Welche Folgen das haben konnte, stellten Mediziner des Walter Reed National Military Medical Center in Bethesda, USA, an dem Gefangenen Abd al-Nashiri fest. Der Al-Qaida-Terrorist litt nach den Befragungen unter einer posttraumatischen Belastungsstörung und einer schweren Depression.

Ramsi Binalshibh, ein weiterer von der CIA gefolterter Terrorist, musste Human Rights Watch zufolge mit Medikamenten gegen Schizophrenie behandelt werden. Binalshibs Anwalt Thomas Durkin sagte AP, bereits die lange Isolation könne schwere Folgen für den Geisteszustand eines Gefangenen haben. Dafür spricht auch die hohe Zahl von Suizidversuchen und Selbsttötungen unter den Insassen des Gefangenenlagers Guantánamo auf Kuba.

Scheich Mohammed soll sich AP zufolge bei guter Gesundheit befinden. Warum der mutmaßliche Terrorist sich ausgerechnet an das Design eines Staubsaugers machen wollte, ist unklar. Dass er sich als Konstrukteur versuchen wollte, legt seine Vita nahe: Schließlich hat er 1986 seinen Abschluss als Ingenieur an der North Carolina Agricultural and Technical State University gemacht.

Geheimhaltung der Staubsauger-Pläne

Immerhin bietet AP-Reporter Adam Goldman noch einen interessanten, allerdings höchst spekulativen Hinweis. In seinem Buch "Unser Mann in Havanna" beschreibt Graham Greene einen Staubsaugervertreter, der dem britischen Geheimdienst MI6 weismacht, die Baupläne eines seiner Geräte seien der Plan einer militärischen Anlage. Allerdings ist unklar, ob Scheich Mohammed das Buch gelesen hat - es wäre eine äußerst originelle Anspielung des Terrorverdächtigen auf einen Spionage-Roman.

Weitere Informationen zu dem Projekt und zum Verbleib der Blaupausen, die Scheich Mohammed angefertigt haben soll, gibt es offiziell nicht. 2006 wurde das Geheimgefängnis in Rumänien geschlossen, die Insassen wurden in das Gefangenenlager Guantánamo auf Kuba verlegt.

Wahrscheinlich, so heißt es, konnte er die Früchte seiner Ingenieursarbeit nicht ernten. Die CIA war nicht bereit, der Nachrichtenagentur Kopien der Pläne herauszugeben. "Sollten sie existieren", zitiert AP aus einem Brief der Behörde, würden die Staubsaugerpläne zu Regierungsakten mit der höchsten Geheimhaltungsstufe gehören.

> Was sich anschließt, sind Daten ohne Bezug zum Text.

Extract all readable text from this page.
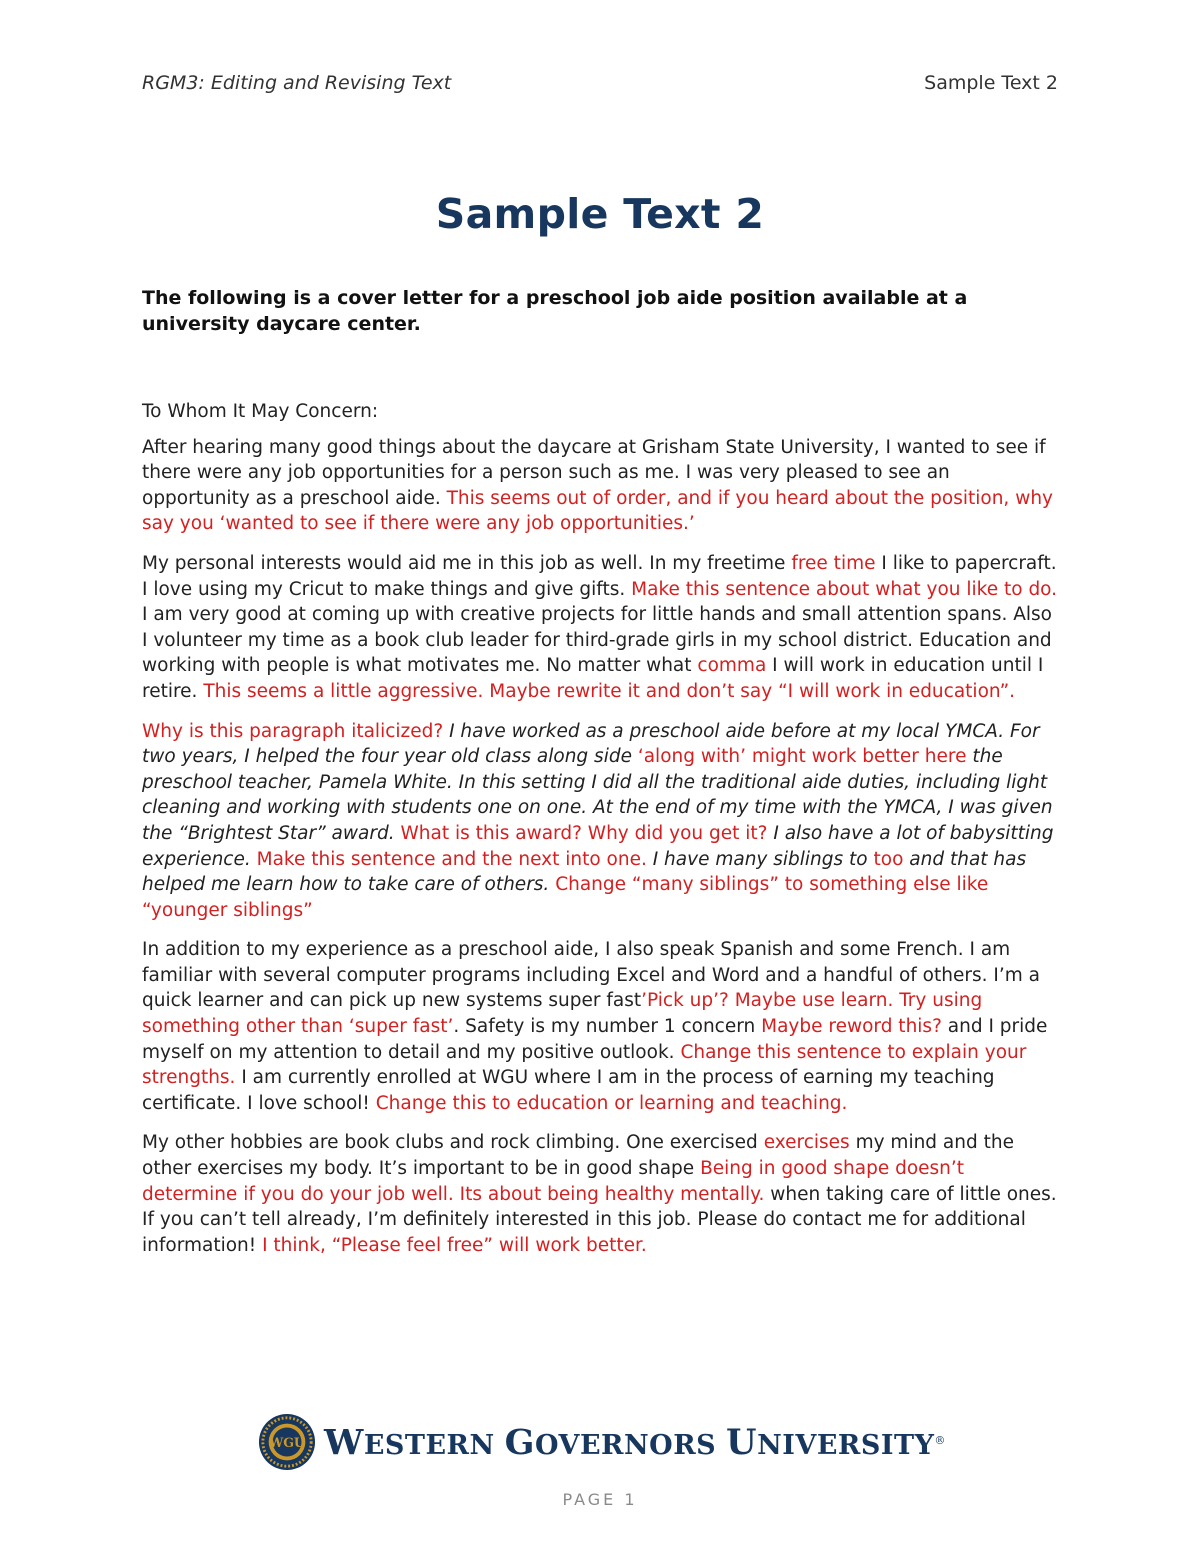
RGM3: Editing and Revising Text	Sample Text 2
Sample Text 2

The following is a cover letter for a preschool job aide position available at a university daycare center.

To Whom It May Concern:

After hearing many good things about the daycare at Grisham State University, I wanted to see if there were any job opportunities for a person such as me. I was very pleased to see an opportunity as a preschool aide. This seems out of order, and if you heard about the position, why say you ‘wanted to see if there were any job opportunities.’

My personal interests would aid me in this job as well. In my freetime free time I like to papercraft. I love using my Cricut to make things and give gifts. Make this sentence about what you like to do. I am very good at coming up with creative projects for little hands and small attention spans. Also I volunteer my time as a book club leader for third-grade girls in my school district. Education and working with people is what motivates me. No matter what comma I will work in education until I retire. This seems a little aggressive. Maybe rewrite it and don’t say “I will work in education”.

Why is this paragraph italicized? I have worked as a preschool aide before at my local YMCA. For two years, I helped the four year old class along side ‘along with’ might work better here the preschool teacher, Pamela White. In this setting I did all the traditional aide duties, including light cleaning and working with students one on one. At the end of my time with the YMCA, I was given the “Brightest Star” award. What is this award? Why did you get it? I also have a lot of babysitting experience. Make this sentence and the next into one. I have many siblings to too and that has helped me learn how to take care of others. Change “many siblings” to something else like “younger siblings”

In addition to my experience as a preschool aide, I also speak Spanish and some French. I am familiar with several computer programs including Excel and Word and a handful of others. I’m a quick learner and can pick up new systems super fast’Pick up’? Maybe use learn. Try using something other than ‘super fast’. Safety is my number 1 concern Maybe reword this? and I pride myself on my attention to detail and my positive outlook. Change this sentence to explain your strengths. I am currently enrolled at WGU where I am in the process of earning my teaching certificate. I love school! Change this to education or learning and teaching.

My other hobbies are book clubs and rock climbing. One exercised exercises my mind and the other exercises my body. It’s important to be in good shape Being in good shape doesn’t determine if you do your job well. Its about being healthy mentally. when taking care of little ones. If you can’t tell already, I’m definitely interested in this job. Please do contact me for additional information! I think, “Please feel free” will work better.

WGU WESTERN GOVERNORS UNIVERSITY®
PAGE 1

Auch Scheich Mohammeds Militäranwalt Jason Wright erklärte der Nachrichtenagentur, er dürfe das Interesse seines Mandanten an Staubsaugern nicht diskutieren. Die Begründung offenbart Teile der Absurdität der US-Geheimhaltungspolitik: "Es klingt lächerlich, aber diese Frage zu beantworten, oder auch nur die Existenz eines Staubsauger-Designs, eines Mopps oder das Design eines besseren Handtuchs zu bestätigen oder zu bestreiten, würde offenbar die US-Regierung und ihre Bürger außergewöhnlich großer Gefahr aussetzen."